Many Distributed Computing competitions are about getting as much work · credits/work as possible validated between the points in time T1 and T2. Among else, there are these four characteristic approaches a user can take:

/1/ Start computing at time T1, let the client report results until time T2.

/2/ Start computing before T1, let the client report results until T2.

/3/ Start computing before T1, let the client report results between T1 and T2.

/4/ Start computing before T1, report results at the latest opportunity between T1 and T2.​

Given the same computational throughput, the final score achieved by these approaches is circa /1/ < /2/ < /3/ = /4/.

So far, so good.
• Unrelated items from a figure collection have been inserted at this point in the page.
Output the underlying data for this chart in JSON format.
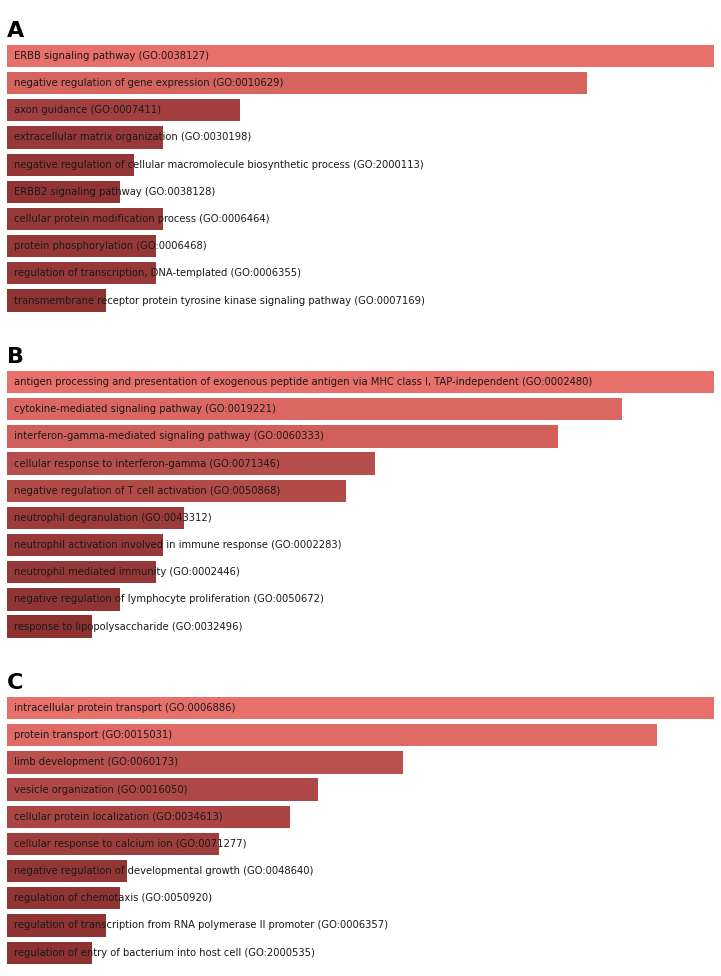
{
  "panels": [
    {
      "label": "A",
      "items": [
        {
          "term": "ERBB signaling pathway (GO:0038127)",
          "value": 100
        },
        {
          "term": "negative regulation of gene expression (GO:0010629)",
          "value": 82
        },
        {
          "term": "axon guidance (GO:0007411)",
          "value": 33
        },
        {
          "term": "extracellular matrix organization (GO:0030198)",
          "value": 22
        },
        {
          "term": "negative regulation of cellular macromolecule biosynthetic process (GO:2000113)",
          "value": 18
        },
        {
          "term": "ERBB2 signaling pathway (GO:0038128)",
          "value": 16
        },
        {
          "term": "cellular protein modification process (GO:0006464)",
          "value": 22
        },
        {
          "term": "protein phosphorylation (GO:0006468)",
          "value": 21
        },
        {
          "term": "regulation of transcription, DNA-templated (GO:0006355)",
          "value": 21
        },
        {
          "term": "transmembrane receptor protein tyrosine kinase signaling pathway (GO:0007169)",
          "value": 14
        }
      ]
    },
    {
      "label": "B",
      "items": [
        {
          "term": "antigen processing and presentation of exogenous peptide antigen via MHC class I, TAP-independent (GO:0002480)",
          "value": 100
        },
        {
          "term": "cytokine-mediated signaling pathway (GO:0019221)",
          "value": 87
        },
        {
          "term": "interferon-gamma-mediated signaling pathway (GO:0060333)",
          "value": 78
        },
        {
          "term": "cellular response to interferon-gamma (GO:0071346)",
          "value": 52
        },
        {
          "term": "negative regulation of T cell activation (GO:0050868)",
          "value": 48
        },
        {
          "term": "neutrophil degranulation (GO:0043312)",
          "value": 25
        },
        {
          "term": "neutrophil activation involved in immune response (GO:0002283)",
          "value": 22
        },
        {
          "term": "neutrophil mediated immunity (GO:0002446)",
          "value": 21
        },
        {
          "term": "negative regulation of lymphocyte proliferation (GO:0050672)",
          "value": 16
        },
        {
          "term": "response to lipopolysaccharide (GO:0032496)",
          "value": 12
        }
      ]
    },
    {
      "label": "C",
      "items": [
        {
          "term": "intracellular protein transport (GO:0006886)",
          "value": 100
        },
        {
          "term": "protein transport (GO:0015031)",
          "value": 92
        },
        {
          "term": "limb development (GO:0060173)",
          "value": 56
        },
        {
          "term": "vesicle organization (GO:0016050)",
          "value": 44
        },
        {
          "term": "cellular protein localization (GO:0034613)",
          "value": 40
        },
        {
          "term": "cellular response to calcium ion (GO:0071277)",
          "value": 30
        },
        {
          "term": "negative regulation of developmental growth (GO:0048640)",
          "value": 17
        },
        {
          "term": "regulation of chemotaxis (GO:0050920)",
          "value": 16
        },
        {
          "term": "regulation of transcription from RNA polymerase II promoter (GO:0006357)",
          "value": 14
        },
        {
          "term": "regulation of entry of bacterium into host cell (GO:2000535)",
          "value": 12
        }
      ]
    }
  ],
  "color_high": "#E8706A",
  "color_low": "#8B3030",
  "bar_height": 0.82,
  "fontsize": 7.2,
  "bg_color": "#FFFFFF",
  "label_fontsize": 16,
  "bar_gap": 0.18
}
You already noted one risk at /4/ compared with /3/, and I add to this that /4/ generally requires more work, and deferred validation means deferred feedback to yourself on your performance. Not quite desirable.

However:

/1/ results in a deferred, then circa linear, production history.

/2/ results in a circa instant and circa linear production history.

/3/ results in an overall decelerating production history.

/4/ results in an overall accelerating production history.​

Now let's assume for a moment that users cannot influence the performance of teams anymore after the start of the competition.
  • What is more satisfactory, a competition in which all teams have circa constant production rate, or a competition in which some teams decelerate, other teams accelerate?
  • In a competition between teams with constant, decelerating, or accelerating production, on which kind of team would you prefer to be?
Of course the answers will be subjective and differ between individuals.

But in reality, users can influence teams performances still after the start of a competition.
  • They always can reduce initially active computer capacity, thus save costs.
  • Sometimes they are able to increase performance by optimization, which generally requires knowledge and skill and work.
  • Sometimes they can activate initially unused computer capacity, thus increase cost but increase performance. This can be capacity they own, capacity owned by friends, or capacity which is for rent.
  • They always can switch teams, thus improve performance of another team while removing performance of their former team.

Now, as Icecold and myself already pointed out, deferred validation does not only withhold information to yourself, but even more so to others. Having information early enough influences whether the above steps to influence teams performances are taken, and how successfully.